Statement of Stockholders Equity – Formula, Example

Statement of Stockholders Equity: Stockholder’s equity or Shareholders Equity appears in the balance sheet of a company made of share capital and the statement of shareholders’ equity is the section of the balance sheet that shows the changes in the value of the business to shareholders.

Statement of Stockholders Equity

The statement of stockholder’s equity is the difference between total assets and liabilities. It is usually measured monthly, quarterly, or annually. There is three important documents income statement; cash flow statement and state of stock holder’s equity are the important statements.

Statement of Stockholders Equity - Formula, Example

Stockholder’s equity increases if more capital is contributed by business owners or investors or due to an increase in profits.

How to calculate shareholder’s equity?

Shareholder’s equity is calculated by deducting total liabilities from the total assets.

Total Assets

The total assets are categorized as current and non-current assets. Current assets can be converted into cash within one year. Non-current or long term assets cannot be converted into cash within a year.

Total Liabilities

The total liabilities mean current liabilities and long term liabilities. Current liabilities have to be within a year. The long term liabilities are due for repayment beyond one year.

What does negative or positive shareholder equity mean?

The shareholder’s equity may be positive or negative. The positive equity means that the company has surplus assets to its total liabilities. Whereas the negative SE means the liabilities of the company exceeds its assets. If it continues for a long period the company can lead to insolvency of the balance sheet.

No investor likes to invest in a company that has negative shareholder equity. That’s why SE is one of the important components that attract investors to invest in the company.

Why do the companies need a statement of shareholder equity?

We are living in the era of competition a small business needs to know their business is doing well or not. In the absence of a shareholder’s equity statement, it’s hard to do so. So this statement is a valuable tool to measure the health of your business. Here are the uses of the shareholder’s equity statement.

  • Helps you to take financial decisions

Lists how a business is after paying all the expenses is valuable for future planning. After watching the statement you will come to know do you need to borrow money to expand the business or not.

Is there any need to cut the cost or you will earn a profit on sale?  It also attracts outside investors who want to see your financial position before investing in your business.

  • How a business is doing

The statement of shareholder’s equity is a useful tool to measure how well a business is doing. If the equity declines from one accounting period to another is a sign that a business is doing something wrong.

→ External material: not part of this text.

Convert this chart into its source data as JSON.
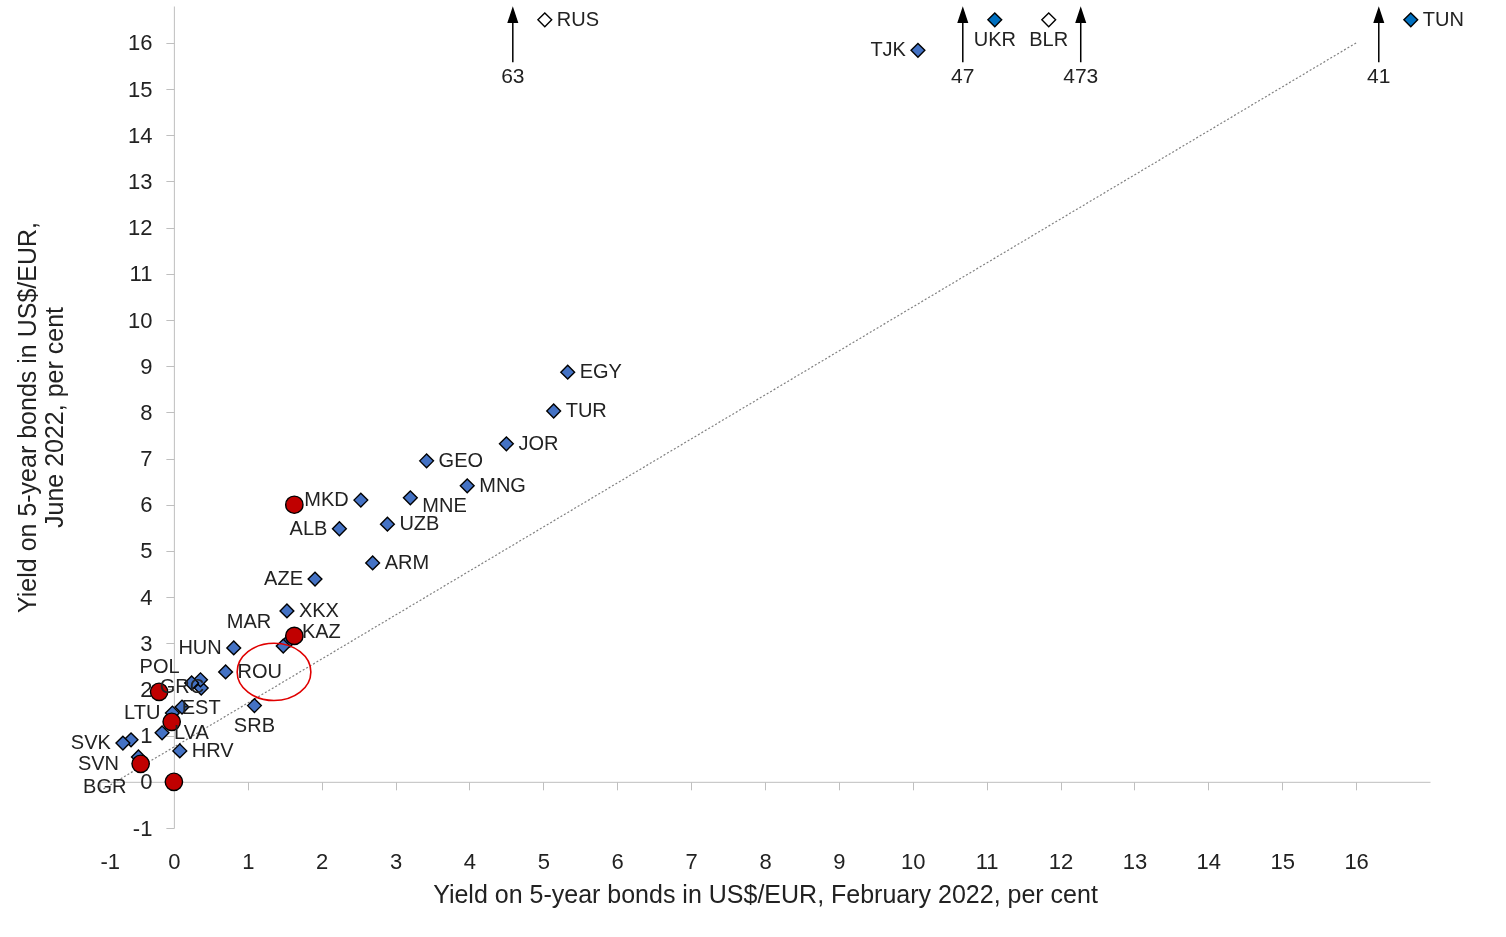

  • Helps to overcome financial difficulties

The shareholder’s equity is vital in trying times. In case you didn’t make enough to continue operations. It lets you know whether you have enough equity in the business.

What are Equity Shares?

Equity shares are the long-term source for a company. These shares are issued to the general public and cannot be redeemed. The equity shareholder has the right to vote, claim the assets, and share the profits.

Types of the Equity Shares

  • Ordinary Shares

The shares issued by a company to procure funds to meet the long term expenses of a business. These shares are associated with the ownership benefits provided to an investor where an individual gains exposure to various management activities. An investor who is having a large number of ordinary shares have substantial voting right.

  • Preference Equity Shares

These shares are issued with a guarantee of the payment of cumulative dividends before returns are distributed to an ordinary shareholder. A preference shareholder does not have any right which is provided on common shares. Preference shares can be classified into two categories.

  • Participating

The investor having participating preference equity share he/she is entitled to the stipulated amount of profits, bonus, depending on the performance of the company.

  • Non-Participating

These equity shares are not legible for such benefits.

  • Bonus Shares

The shares issued out of retained earnings are known as bonus shares. The profits are distributed among investors in the form of additional shares. A bonus share cannot increase the total market capitalization value of the company. It only represents the excess capitalization of excess funds generated from production.